De esta última y enriquecedora etapa me quedó grabada a fuego la importancia, marcada por los instructores, del trabajo sincronizado en equipo, de los valores que teníamos que profesar, de nuestro compromiso, de relevarnos y apoyarnos en los malestares, de aprender de los errores, de no creer que ya lo sabíamos todo. Pensarnos como un equipo a cada  momento, para lograr que la cadena fortalezca el eslabón más débil.
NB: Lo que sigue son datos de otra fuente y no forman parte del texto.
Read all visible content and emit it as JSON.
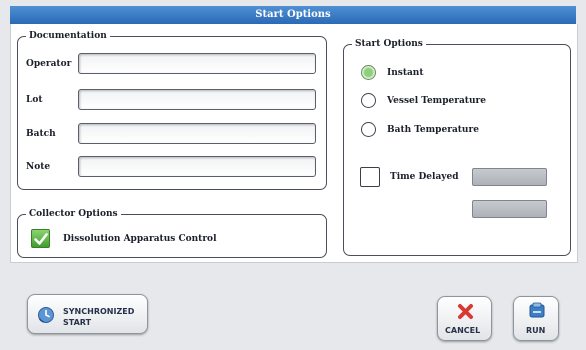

Distingo ya desde aquella instancia la importancia de que existan instructores e instruidos, que se respeten como tales, que se pongan objetivos comunes, que tracen un plan a dónde ir, a dónde llegar, en la disciplina del aprendizaje común y conjunto. La relevancia de que existan personas con vocación de enseñar, de brindarse al otro, de mostrar el camino, quedando como reserva de conocimiento, pero sobre todo de actitud y perseverancia. Aprecio que sin marcada vocación y un  corazón puesto a medias en lo que uno instruye o enseña, el proceso puede ser bastante racional pero le faltaría ese condimento esencial, para que la relación instructor- instruido fluya, rindiendo frutos maduros y  finamente acabados.

Este ojito de cerradura, nos invita a vivir de nuevo el proceso de instructor-instruido, del cual hemos formado parte, en cualquiera de los roles que nos tocó,  nos toca,  o nos tocará , para reconocer en ellos las cuestiones esenciales y virtuosas que nos guiarán al éxito. Verificar que el camino del aprendizaje pasa por varios estadíos nos facilita las cosas; el equilibrio entre conocimiento, habilidad y actitud para poner ganas de aprender, son la columna vertebral que sostiene el edificio más alto, y de seguro significativo de la condición humana: la ignorancia en muchos ámbitos y aspectos que tenemos que reconocer a cada instante.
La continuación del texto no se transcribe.